Dive Brief:
-
An attack at a popular Dhaka cafe Friday that killed 20 hostages, including many foreigners, could be detrimental to the country’s $26 billion garment industry, analysts told Reuters.
-
While it’s unclear whether the attack was carried out by local extremists or those affiliated with the terrorist group Islamic State, also known as ISIS or ISIL, fears about the violence are keeping retail and manufacturing officials away from the country and could lead many to reconsider sourcing their goods there.
-
Cutbacks in sourcing could also impede efforts to improve working conditions in the industry, which has been in focus after a deadly factory fire and collapse there in 2013.
Dive Insight:
Violent incidents in Bangladesh last year already caused fear among foreigners in the country and earlier led the United States and Canada to ask their diplomats and citizens to restrict their movements to and within the country. In those cases, Bangladesh government officials denied that the killings are the work of ISIS, but said they were worried that they will hurt the garment business and the image of the country.

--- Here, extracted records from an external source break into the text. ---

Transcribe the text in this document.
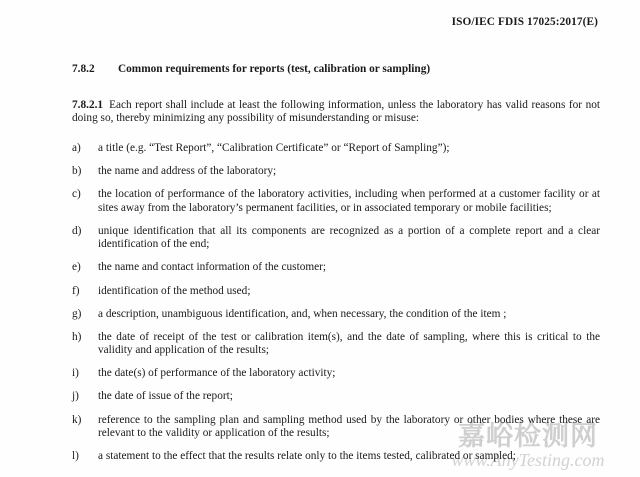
嘉峪检测网
www.AnyTesting.com
ISO/IEC FDIS 17025:2017(E)
7.8.2 Common requirements for reports (test, calibration or sampling)

7.8.2.1 Each report shall include at least the following information, unless the laboratory has valid reasons for not doing so, thereby minimizing any possibility of misunderstanding or misuse:

a)	a title (e.g. “Test Report”, “Calibration Certificate” or “Report of Sampling”);
b)	the name and address of the laboratory;
c)	the location of performance of the laboratory activities, including when performed at a customer facility or at sites away from the laboratory’s permanent facilities, or in associated temporary or mobile facilities;
d)	unique identification that all its components are recognized as a portion of a complete report and a clear identification of the end;
e)	the name and contact information of the customer;
f)	identification of the method used;
g)	a description, unambiguous identification, and, when necessary, the condition of the item ;
h)	the date of receipt of the test or calibration item(s), and the date of sampling, where this is critical to the validity and application of the results;
i)	the date(s) of performance of the laboratory activity;
j)	the date of issue of the report;
k)	reference to the sampling plan and sampling method used by the laboratory or other bodies where these are relevant to the validity or application of the results;
l)	a statement to the effect that the results relate only to the items tested, calibrated or sampled;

After the attack on Friday, Japanese retailer Uniqlo banned all non-essential travel to the country and told its employees based in Dhaka to not leave their houses "until further notice." Many retailers source from Bangladesh, including Uniqlo, Marks and Spencer, and Gap.
The problem underscores the complexity of having factories overseas. The garment industry, despite the low wages and sometimes dangerous working conditions, is an important source of employment for workers in Bangladesh—second only to China in its manufacture of clothing for Western retailers and reliant on apparel factories for more than 80% of its exports and some 4 million jobs. Many retailers have already begun to move their manufacture to other countries, including Myanmar and Vietnam.
"It's a tipping point for the country and the garment industry," Sarah Labowitz, co-director of the Center for Business and Human Rights at the NYU Stern School of Business in New York, told Reuters. "The risk is that buyers will cut their reliance on the country, that they don't focus so much on worker standards there, which would be a setback for the industry."